Les intellectuels au moyen âge" de Le Goff).
D'abord suscitée et contrôlée par la papauté, elle va acquérir un prestige immense à travers l'Europe. Elle deviendra un acteur politique et religieux de premier plan. Si on l'embête, elle se met en grève (et oui, déjà ! ). Elle jouera un rôle grandissant dans la vie intellectuelle du XIIe au XVe siècle, formant les élites. Comme tout groupe constitué, elle va tenter de gagner plus d'autonomie par rapport à la papauté mais ne réussira qu'à passer étroitement sous le contrôle de la monarchie, après s'être illustrée détestablement dans la collaboration avec les Anglais au XVe s. (Jeanne d'Arc). Je ne m'éloigne pas du sujet car je vais y revenir.
Or, je vois trois influences anti-féminines dans l'Université :
D'abord, elle est constituée de clercs où il existe une tradition d'image négative de la femme, (tentatrice, coupable du pêché d'origine, etc) qui se retrouve sous la plume de nombreux auteurs chrétiens. Rapidement, je subodore que nombre d'entre eux l'ont fait pour une raison très humaine : cracher dans la soupe que l'on ne peut goûter. Certain a même parler de "sac de fiente". Mais je discerne un fort écart entre discours et réalité.

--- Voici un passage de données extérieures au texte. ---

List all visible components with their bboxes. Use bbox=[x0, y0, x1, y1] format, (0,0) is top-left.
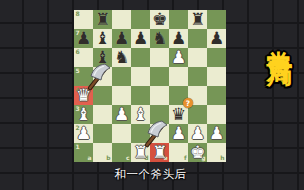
rank-label-8: 8 bbox=[76, 11, 80, 17]
square-h2[interactable]: ♟ bbox=[207, 124, 226, 143]
piece-black-pawn-d7[interactable]: ♟ bbox=[133, 30, 148, 47]
square-c8[interactable] bbox=[112, 10, 131, 29]
square-d5[interactable] bbox=[131, 67, 150, 86]
square-f3[interactable]: ?♛ bbox=[169, 105, 188, 124]
square-b1[interactable]: b bbox=[93, 143, 112, 162]
piece-black-knight-e7[interactable]: ♞ bbox=[152, 30, 167, 47]
piece-white-pawn-f2[interactable]: ♟ bbox=[171, 125, 186, 142]
piece-black-rook-b8[interactable]: ♜ bbox=[95, 11, 110, 28]
square-g8[interactable]: ♜ bbox=[188, 10, 207, 29]
square-f2[interactable]: ♟ bbox=[169, 124, 188, 143]
piece-black-knight-c6[interactable]: ♞ bbox=[114, 49, 129, 66]
rank-label-5: 5 bbox=[76, 68, 80, 74]
square-g3[interactable] bbox=[188, 105, 207, 124]
square-h7[interactable]: ♟ bbox=[207, 29, 226, 48]
square-a7[interactable]: 7♟ bbox=[74, 29, 93, 48]
piece-white-pawn-h2[interactable]: ♟ bbox=[209, 125, 224, 142]
piece-white-pawn-a2[interactable]: ♟ bbox=[76, 125, 91, 142]
rank-label-6: 6 bbox=[76, 49, 80, 55]
piece-black-king-e8[interactable]: ♚ bbox=[152, 11, 167, 28]
square-h6[interactable] bbox=[207, 48, 226, 67]
square-c3[interactable]: ♟ bbox=[112, 105, 131, 124]
square-f1[interactable]: f bbox=[169, 143, 188, 162]
piece-black-bishop-b7[interactable]: ♝ bbox=[95, 30, 110, 47]
file-label-f: f bbox=[184, 155, 187, 161]
square-a8[interactable]: 8 bbox=[74, 10, 93, 29]
square-b2[interactable] bbox=[93, 124, 112, 143]
square-e6[interactable] bbox=[150, 48, 169, 67]
square-b7[interactable]: ♝ bbox=[93, 29, 112, 48]
piece-black-queen-f3[interactable]: ♛ bbox=[171, 106, 186, 123]
square-c5[interactable] bbox=[112, 67, 131, 86]
square-e7[interactable]: ♞ bbox=[150, 29, 169, 48]
square-c2[interactable] bbox=[112, 124, 131, 143]
piece-black-pawn-f7[interactable]: ♟ bbox=[171, 30, 186, 47]
square-f7[interactable]: ♟ bbox=[169, 29, 188, 48]
square-a2[interactable]: 2♟ bbox=[74, 124, 93, 143]
square-a1[interactable]: 1a bbox=[74, 143, 93, 162]
square-g2[interactable]: ♟ bbox=[188, 124, 207, 143]
axe-icon bbox=[81, 63, 113, 95]
square-g7[interactable] bbox=[188, 29, 207, 48]
square-d6[interactable] bbox=[131, 48, 150, 67]
piece-white-pawn-g2[interactable]: ♟ bbox=[190, 125, 205, 142]
square-d4[interactable] bbox=[131, 86, 150, 105]
rank-label-1: 1 bbox=[76, 144, 80, 150]
chess-board[interactable]: 8♜♚♜7♟♝♟♟♞♟♟6♝♞♟54♛3♝♟♝?♛2♟♟♟♟1abcd♜e♜fg… bbox=[74, 10, 226, 162]
square-g6[interactable] bbox=[188, 48, 207, 67]
square-b3[interactable] bbox=[93, 105, 112, 124]
square-e5[interactable] bbox=[150, 67, 169, 86]
square-h8[interactable] bbox=[207, 10, 226, 29]
square-h5[interactable] bbox=[207, 67, 226, 86]
subtitle-caption: 和一个斧头后 bbox=[74, 167, 227, 182]
piece-black-pawn-h7[interactable]: ♟ bbox=[209, 30, 224, 47]
square-c1[interactable]: c bbox=[112, 143, 131, 162]
piece-white-king-g1[interactable]: ♚ bbox=[190, 144, 205, 161]
square-f8[interactable] bbox=[169, 10, 188, 29]
square-a3[interactable]: 3♝ bbox=[74, 105, 93, 124]
video-title: 常青对局 bbox=[263, 30, 298, 46]
square-g5[interactable] bbox=[188, 67, 207, 86]
piece-white-pawn-f6[interactable]: ♟ bbox=[171, 49, 186, 66]
square-g1[interactable]: g♚ bbox=[188, 143, 207, 162]
square-d8[interactable] bbox=[131, 10, 150, 29]
axe-icon bbox=[138, 120, 170, 152]
file-label-a: a bbox=[87, 155, 91, 161]
piece-black-pawn-c7[interactable]: ♟ bbox=[114, 30, 129, 47]
square-h1[interactable]: h bbox=[207, 143, 226, 162]
square-f6[interactable]: ♟ bbox=[169, 48, 188, 67]
square-f5[interactable] bbox=[169, 67, 188, 86]
square-h4[interactable] bbox=[207, 86, 226, 105]
square-h3[interactable] bbox=[207, 105, 226, 124]
video-frame: 8♜♚♜7♟♝♟♟♞♟♟6♝♞♟54♛3♝♟♝?♛2♟♟♟♟1abcd♜e♜fg… bbox=[0, 0, 304, 190]
file-label-b: b bbox=[106, 155, 110, 161]
file-label-c: c bbox=[126, 155, 130, 161]
piece-white-pawn-c3[interactable]: ♟ bbox=[114, 106, 129, 123]
square-c4[interactable] bbox=[112, 86, 131, 105]
piece-black-pawn-a7[interactable]: ♟ bbox=[76, 30, 91, 47]
square-e8[interactable]: ♚ bbox=[150, 10, 169, 29]
square-d7[interactable]: ♟ bbox=[131, 29, 150, 48]
piece-white-bishop-a3[interactable]: ♝ bbox=[76, 106, 91, 123]
square-b8[interactable]: ♜ bbox=[93, 10, 112, 29]
piece-black-rook-g8[interactable]: ♜ bbox=[190, 11, 205, 28]
square-e4[interactable] bbox=[150, 86, 169, 105]
square-c6[interactable]: ♞ bbox=[112, 48, 131, 67]
file-label-h: h bbox=[220, 155, 224, 161]
mistake-badge: ? bbox=[183, 98, 193, 108]
square-c7[interactable]: ♟ bbox=[112, 29, 131, 48]
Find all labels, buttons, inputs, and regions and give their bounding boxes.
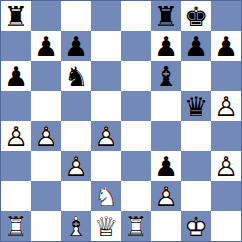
square-d5[interactable] [91,91,121,121]
square-b4[interactable]: ♟♙ [31,121,61,151]
white-pawn-outline-glyph: ♙ [1,121,31,151]
piece-white-pawn[interactable]: ♟♙ [91,121,121,151]
white-pawn-fill-glyph: ♟ [211,151,241,181]
piece-white-pawn[interactable]: ♟♙ [211,151,241,181]
piece-black-pawn[interactable]: ♟ [181,31,211,61]
square-g4[interactable] [181,121,211,151]
square-b8[interactable] [31,1,61,31]
square-f5[interactable] [151,91,181,121]
piece-black-pawn[interactable]: ♟ [31,31,61,61]
piece-white-pawn[interactable]: ♟♙ [1,121,31,151]
black-pawn-glyph: ♟ [211,31,241,61]
black-pawn-glyph: ♟ [181,31,211,61]
square-d3[interactable] [91,151,121,181]
white-bishop-outline-glyph: ♗ [61,211,91,241]
square-e7[interactable] [121,31,151,61]
white-bishop-fill-glyph: ♝ [61,211,91,241]
white-rook-outline-glyph: ♖ [121,211,151,241]
square-a8[interactable]: ♜ [1,1,31,31]
square-a7[interactable] [1,31,31,61]
square-d4[interactable]: ♟♙ [91,121,121,151]
square-c8[interactable] [61,1,91,31]
piece-black-pawn[interactable]: ♟ [61,31,91,61]
square-c1[interactable]: ♝♗ [61,211,91,241]
black-queen-glyph: ♛ [181,91,211,121]
white-pawn-fill-glyph: ♟ [1,121,31,151]
white-pawn-fill-glyph: ♟ [211,91,241,121]
white-pawn-fill-glyph: ♟ [151,181,181,211]
white-pawn-outline-glyph: ♙ [151,181,181,211]
piece-black-pawn[interactable]: ♟ [1,61,31,91]
black-pawn-glyph: ♟ [151,31,181,61]
square-e5[interactable] [121,91,151,121]
white-pawn-fill-glyph: ♟ [91,121,121,151]
black-pawn-glyph: ♟ [151,151,181,181]
black-pawn-glyph: ♟ [61,31,91,61]
square-c2[interactable] [61,181,91,211]
square-c7[interactable]: ♟ [61,31,91,61]
square-g8[interactable]: ♚ [181,1,211,31]
square-f7[interactable]: ♟ [151,31,181,61]
square-f8[interactable]: ♜ [151,1,181,31]
white-rook-fill-glyph: ♜ [121,211,151,241]
square-b5[interactable] [31,91,61,121]
square-g7[interactable]: ♟ [181,31,211,61]
square-d2[interactable]: ♞♘ [91,181,121,211]
square-f6[interactable]: ♝ [151,61,181,91]
square-a2[interactable] [1,181,31,211]
square-d8[interactable] [91,1,121,31]
square-f4[interactable] [151,121,181,151]
chess-board: ♜♜♚♟♟♟♟♟♟♞♝♛♟♙♟♙♟♙♟♙♟♙♟♟♙♞♘♟♙♜♖♝♗♛♕♜♖♚♔ [0,0,242,242]
piece-white-rook[interactable]: ♜♖ [121,211,151,241]
square-e6[interactable] [121,61,151,91]
square-d7[interactable] [91,31,121,61]
square-h5[interactable]: ♟♙ [211,91,241,121]
black-rook-glyph: ♜ [1,1,31,31]
piece-white-king[interactable]: ♚♔ [181,211,211,241]
square-h3[interactable]: ♟♙ [211,151,241,181]
square-h7[interactable]: ♟ [211,31,241,61]
square-g1[interactable]: ♚♔ [181,211,211,241]
piece-black-rook[interactable]: ♜ [1,1,31,31]
piece-white-rook[interactable]: ♜♖ [1,211,31,241]
square-d1[interactable]: ♛♕ [91,211,121,241]
square-f3[interactable]: ♟ [151,151,181,181]
square-a6[interactable]: ♟ [1,61,31,91]
square-b2[interactable] [31,181,61,211]
white-pawn-outline-glyph: ♙ [211,151,241,181]
piece-white-knight[interactable]: ♞♘ [91,181,121,211]
white-rook-fill-glyph: ♜ [1,211,31,241]
square-b3[interactable] [31,151,61,181]
black-pawn-glyph: ♟ [1,61,31,91]
square-e1[interactable]: ♜♖ [121,211,151,241]
square-h4[interactable] [211,121,241,151]
square-g6[interactable] [181,61,211,91]
white-rook-outline-glyph: ♖ [1,211,31,241]
white-queen-outline-glyph: ♕ [91,211,121,241]
square-a1[interactable]: ♜♖ [1,211,31,241]
square-g3[interactable] [181,151,211,181]
square-f2[interactable]: ♟♙ [151,181,181,211]
square-e3[interactable] [121,151,151,181]
white-pawn-outline-glyph: ♙ [91,121,121,151]
square-a5[interactable] [1,91,31,121]
piece-black-queen[interactable]: ♛ [181,91,211,121]
square-h2[interactable] [211,181,241,211]
square-h1[interactable] [211,211,241,241]
square-a4[interactable]: ♟♙ [1,121,31,151]
piece-black-rook[interactable]: ♜ [151,1,181,31]
square-h8[interactable] [211,1,241,31]
piece-black-knight[interactable]: ♞ [61,61,91,91]
white-king-fill-glyph: ♚ [181,211,211,241]
square-c5[interactable] [61,91,91,121]
white-queen-fill-glyph: ♛ [91,211,121,241]
piece-white-pawn[interactable]: ♟♙ [151,181,181,211]
square-c3[interactable]: ♟♙ [61,151,91,181]
piece-black-pawn[interactable]: ♟ [211,31,241,61]
square-a3[interactable] [1,151,31,181]
square-c4[interactable] [61,121,91,151]
white-pawn-fill-glyph: ♟ [31,121,61,151]
piece-black-pawn[interactable]: ♟ [151,31,181,61]
black-bishop-glyph: ♝ [151,61,181,91]
white-pawn-fill-glyph: ♟ [61,151,91,181]
piece-black-bishop[interactable]: ♝ [151,61,181,91]
piece-white-pawn[interactable]: ♟♙ [61,151,91,181]
white-pawn-outline-glyph: ♙ [61,151,91,181]
square-e4[interactable] [121,121,151,151]
black-king-glyph: ♚ [181,1,211,31]
white-knight-fill-glyph: ♞ [91,181,121,211]
piece-black-pawn[interactable]: ♟ [151,151,181,181]
square-e8[interactable] [121,1,151,31]
piece-white-pawn[interactable]: ♟♙ [31,121,61,151]
square-b1[interactable] [31,211,61,241]
black-rook-glyph: ♜ [151,1,181,31]
square-e2[interactable] [121,181,151,211]
square-b7[interactable]: ♟ [31,31,61,61]
white-pawn-outline-glyph: ♙ [31,121,61,151]
square-g5[interactable]: ♛ [181,91,211,121]
white-king-outline-glyph: ♔ [181,211,211,241]
black-pawn-glyph: ♟ [31,31,61,61]
square-c6[interactable]: ♞ [61,61,91,91]
square-g2[interactable] [181,181,211,211]
piece-black-king[interactable]: ♚ [181,1,211,31]
piece-white-bishop[interactable]: ♝♗ [61,211,91,241]
square-b6[interactable] [31,61,61,91]
black-knight-glyph: ♞ [61,61,91,91]
piece-white-queen[interactable]: ♛♕ [91,211,121,241]
square-f1[interactable] [151,211,181,241]
square-h6[interactable] [211,61,241,91]
white-knight-outline-glyph: ♘ [91,181,121,211]
piece-white-pawn[interactable]: ♟♙ [211,91,241,121]
white-pawn-outline-glyph: ♙ [211,91,241,121]
square-d6[interactable] [91,61,121,91]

Par exemple vous vous souvenez de Grégoire VII qu'on a vu réfugié chez Mathilde ? Eh bien quand il était moine il a dit des trucs pas sympas sur les femmes… Mais une fois au pouvoir il s'est appuyé sur qui il pouvait ! Pragmatisme ! :roll:
Ensuite le fait que socialement, c'est une communauté d'hommes jeunes, la plupart célibataires pour les étudiants mais aussi chez les maîtres. Un certain esprit commun va en résulter d'autant qu'on sait qu'il y a un déséquilibre du sex-ratio dans les villes : beaucoup plus d'hommes célibataires. Un esprit assez joyeux d'ailleurs, un peu paillard, et qui s'en raconte. On note une tradition
goliardique au XIIe-XIIIe s.: critique de la société et de l'Eglise, éloge du jeu du vin et de l'érotisme jusqu'à l'obscénité, éloge de la supériorité sexuelle du clerc sur le paysan ou le chevalier, nos Goliards sont des étudiants très modernes ! Mais l'image de la femme est très très loin de la tradition courtoise… Et les maîtres sont d'anciens étudiants.
Abélard, ancien goliard, se montre extrêmement embarrassé par le mariage avec Héloïse qui le discrédite dans son milieu (Le Goff s'appuie sur E. Gilson pour l'affirmer).
On retrouve d'ailleurs dans le roman de la Rose de Jean de Meung cet esprit mi philosophico-mi paillard.
Troisièmement, dans la nature de l'enseignement on va voir l'influence croissante de Platon et d'Aristote (je me demande d'ailleurs quelle est la place de la femme dans
l'averroisme). Or comme on l'a vu, dans la pensée des auteurs antiques ne peut se trouver des éléments favorables à la femme.
On voit donc que rien, absolument rien dans les influences reçues par l'Université ne peut la conduire à défendre le statut et l'image de la femme. Le clash avec Christine de Pisan, femme de plume et de culture, était inévitable.
En reprenant librement le mot de Rapentat, cela me fait penser que l'Université est bourgeoise, citadine et fière de l'être, et que l'amour courtois me semble plutôt du côté rural et féodal… Dans ces siècles on verra l'essor de la bourgeoisie parallèlement au déclin de la noblesse/chevalerie. Je constate que tout aussi parallèlement l'amour courtois va disparaître tandis que la vision négative de la femme et de l'amour va s'insinuer…
D'autres facteurs, peut-être encore plus déterminants, vont jouer pour réduire la femme à une position marginale dans la société.